Sternat, Matthew Ryan (2009-12). Application of a Constrained Optimization Technique to the Imaging of Heterogeneous Objects Using Diffusion Theory. Master's Thesis.
Thesis
The problem of inferring or reconstructing the material properties (cross sections)
of a domain through noninvasive techniques, methods using only input and
output at the domain boundary, is attempted using the governing laws of neutron
diffusion theory as an optimization constraint. A standard Lagrangian was formed
consisting of the objective function and the constraints to satisfy, which was minimized
through optimization using a line search method. The chosen line search
method was Newton's method with the Armijo algorithm applied for step length control.
A Gaussian elimination procedure was applied to form the Schur complement
of the system, which resulted in greater computational efficiency.
In the one energy group and multi-group models, the limits of parameter reconstruction
with respect to maximum reconstruction depth, resolution, and number of
experiments were established. The maximum reconstruction depth for one-group absorption
cross section or multi-group removal cross section were only approximately
6-7 characteristic lengths deep. After this reconstruction depth limit, features in the
center of a domain begin to diminish independent of the number of experiments.
When a small domain was considered and size held constant, the maximum reconstruction resolution for one group absorption or multi-group removal cross section is approximately one fourth of a characteristic length. When finer resolution then this
is considered, there is simply not enough information to recover that many region's cross sections independent of number of experiments or flux to cross-section mesh refinement.

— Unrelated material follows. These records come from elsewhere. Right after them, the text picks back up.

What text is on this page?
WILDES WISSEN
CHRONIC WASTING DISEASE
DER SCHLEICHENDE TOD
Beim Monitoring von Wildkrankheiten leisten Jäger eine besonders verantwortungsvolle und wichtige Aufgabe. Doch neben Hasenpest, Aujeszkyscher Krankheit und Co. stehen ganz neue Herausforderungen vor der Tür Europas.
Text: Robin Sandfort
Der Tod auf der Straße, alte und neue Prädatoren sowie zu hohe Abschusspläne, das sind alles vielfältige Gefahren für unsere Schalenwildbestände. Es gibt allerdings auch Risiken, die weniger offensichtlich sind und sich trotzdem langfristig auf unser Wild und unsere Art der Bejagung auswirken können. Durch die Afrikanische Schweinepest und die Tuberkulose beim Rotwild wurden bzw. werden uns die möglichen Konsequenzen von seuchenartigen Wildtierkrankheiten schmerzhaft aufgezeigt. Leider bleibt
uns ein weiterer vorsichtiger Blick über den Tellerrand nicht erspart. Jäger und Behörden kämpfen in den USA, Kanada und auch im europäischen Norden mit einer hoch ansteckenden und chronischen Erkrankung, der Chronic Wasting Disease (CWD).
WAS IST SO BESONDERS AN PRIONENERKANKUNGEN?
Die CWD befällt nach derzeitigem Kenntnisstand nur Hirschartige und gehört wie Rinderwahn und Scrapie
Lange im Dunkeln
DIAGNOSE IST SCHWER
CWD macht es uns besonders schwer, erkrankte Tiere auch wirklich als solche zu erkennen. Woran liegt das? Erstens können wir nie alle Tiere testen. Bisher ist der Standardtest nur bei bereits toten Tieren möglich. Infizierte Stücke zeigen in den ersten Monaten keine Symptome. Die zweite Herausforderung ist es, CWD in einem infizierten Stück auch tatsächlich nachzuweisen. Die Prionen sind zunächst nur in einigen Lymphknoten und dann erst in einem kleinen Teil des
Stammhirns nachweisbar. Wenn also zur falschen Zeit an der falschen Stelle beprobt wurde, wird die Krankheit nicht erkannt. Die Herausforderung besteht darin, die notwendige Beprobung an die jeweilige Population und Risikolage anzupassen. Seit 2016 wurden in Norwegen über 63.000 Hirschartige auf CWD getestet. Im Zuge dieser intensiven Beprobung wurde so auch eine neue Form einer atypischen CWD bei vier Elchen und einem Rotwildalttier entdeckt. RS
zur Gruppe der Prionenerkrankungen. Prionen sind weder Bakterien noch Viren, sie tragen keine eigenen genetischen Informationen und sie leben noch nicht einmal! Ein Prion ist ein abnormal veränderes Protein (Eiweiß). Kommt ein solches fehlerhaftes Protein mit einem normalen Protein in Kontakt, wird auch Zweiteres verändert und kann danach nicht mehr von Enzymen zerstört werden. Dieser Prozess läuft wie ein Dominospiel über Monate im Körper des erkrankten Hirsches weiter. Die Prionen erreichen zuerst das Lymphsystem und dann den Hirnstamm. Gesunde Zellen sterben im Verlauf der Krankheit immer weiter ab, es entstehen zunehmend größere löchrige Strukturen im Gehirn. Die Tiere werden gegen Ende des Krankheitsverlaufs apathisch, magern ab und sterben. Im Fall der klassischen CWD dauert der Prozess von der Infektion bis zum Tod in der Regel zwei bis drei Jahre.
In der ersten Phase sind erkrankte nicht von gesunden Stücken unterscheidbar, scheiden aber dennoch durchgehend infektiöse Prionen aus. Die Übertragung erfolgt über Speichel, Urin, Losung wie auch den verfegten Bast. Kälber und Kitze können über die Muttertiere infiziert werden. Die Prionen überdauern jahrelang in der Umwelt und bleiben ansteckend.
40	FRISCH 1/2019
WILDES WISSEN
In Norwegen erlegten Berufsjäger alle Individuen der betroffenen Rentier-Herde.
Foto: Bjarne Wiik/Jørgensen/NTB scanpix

When reconstructing fission cross sections, the one group case is identical to absorption
so only the multi-group is considered, then the problem at hand becomes
more ill-posed. A corresponding change in fission cross section from a change in
boundary flux is much greater then change in removal cross section pushing convergence
criteria to its limits. Due to a more ill-posed problem, the maximum reconstruction
depth for multi-group fission cross sections is 5 characteristic lengths, which
is significantly shorter than the removal limit.
To better simulate actual detector readings, random signal noise and biased noise
were added to the synthetic measured solutions produced by the forward models.
The magnitude of this noise and biased noise is modified and a dependency of the
maximum magnitude of this noise versus the size of a domain was established. As
expected, the results showed that as a domain becomes larger its reconstruction ability
is lowered which worsens upon the addition of noise and biased noise.